Mark Honigsbaum, 'Living with Enza: The Forgotten Story of Britain and the Great Flu Pandemic of 1918'

IssueSeptember 2009
Review by Patrick Nicholson

Between the summer of 1918 and the following spring about 230,000 people died in Britain from a deadly strain of influenza, popularly called Spanish Flu. The toll worldwide may have been as high as 100 million. This book describes the pandemic in Britain making use of unpublished testimonies of survivors and the memoirs of doctors, soldiers, and civil servants.

The title comes from a rhyme sung by children at the time: “I had a little bird / Its name was Enza / I opened the window / And in-flu-enza”. One theme of the book is that the 1918 pandemic was belittled, treated as a minor inconvenience, and ultimately largely forgotten by later generations. An explanation for this was, no doubt, the coincidence of the outbreaks with the ending of the war, eclipsing the pandemic. Faced with such huge numbers of deaths, amnesia may have been the psychological strategy that made most sense.

The book raises several possible links between the war and the pandemic. The huge British staging camp at Étaples in Northern France was a potential source of the outbreak. However, as with several other hypotheses presented, including the mutagenic impact of gas warfare, the ideas are left floating without the evidence needed to pin them down.

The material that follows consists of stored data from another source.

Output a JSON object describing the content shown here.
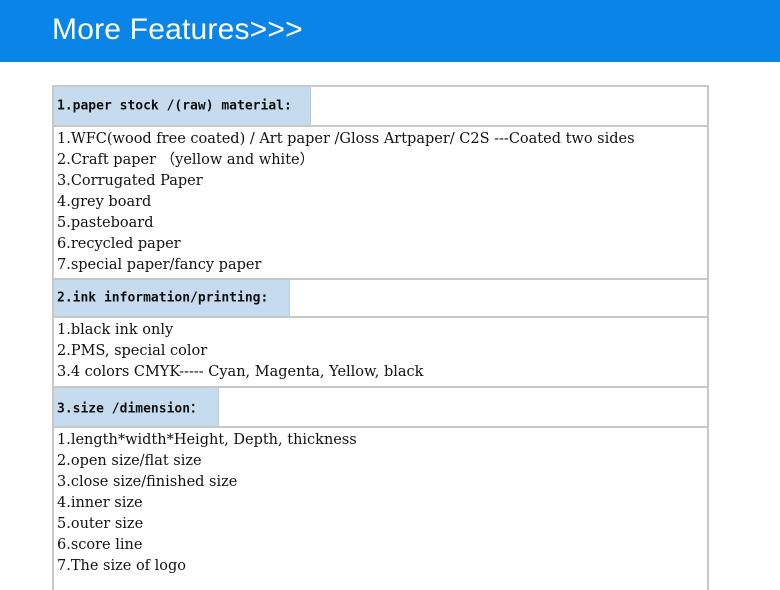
{
  "banner": {
    "title": "More Features>>>"
  },
  "sections": [
    {
      "heading": "1.paper stock /(raw) material:",
      "items": [
        "1.WFC(wood free coated) / Art paper /Gloss Artpaper/ C2S ---Coated two sides",
        "2.Craft paper （yellow and white）",
        "3.Corrugated Paper",
        "4.grey board",
        "5.pasteboard",
        "6.recycled paper",
        "7.special paper/fancy paper"
      ]
    },
    {
      "heading": "2.ink information/printing:",
      "items": [
        "1.black ink only",
        "2.PMS, special color",
        "3.4 colors CMYK----- Cyan, Magenta, Yellow, black"
      ]
    },
    {
      "heading": "3.size /dimension：",
      "items": [
        "1.length*width*Height, Depth, thickness",
        "2.open size/flat size",
        "3.close size/finished size",
        "4.inner size",
        "5.outer size",
        "6.score line",
        "7.The size of logo"
      ]
    }
  ]
}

The final chapters bring us up to date with an account of subsequent flu pandemics and of current UK pandemic planning. In the author’s words the “government’s biggest fear is not so much the initial wave of morbidity as the knock-on effects on the British economy” (emphasis added). The key phrase is “business as usual”, which means, for instance, schools generally staying open to avoid parents being forced to stay at home and become “unproductive”, despite the fact that children are the greatest viral shedders. Reading this one gets a familiar sense of government preparing to act to preserve itself rather than the people.

I read this book at a great pace. The frequent use of first hand accounts gives it a welcome human dimension, and the handling of the history and science is at a level suitable for the general reader. I recommend it to anyone who doubts the seriousness of the pandemic flu threat and who has a critical interest in the actions taken by government in our name.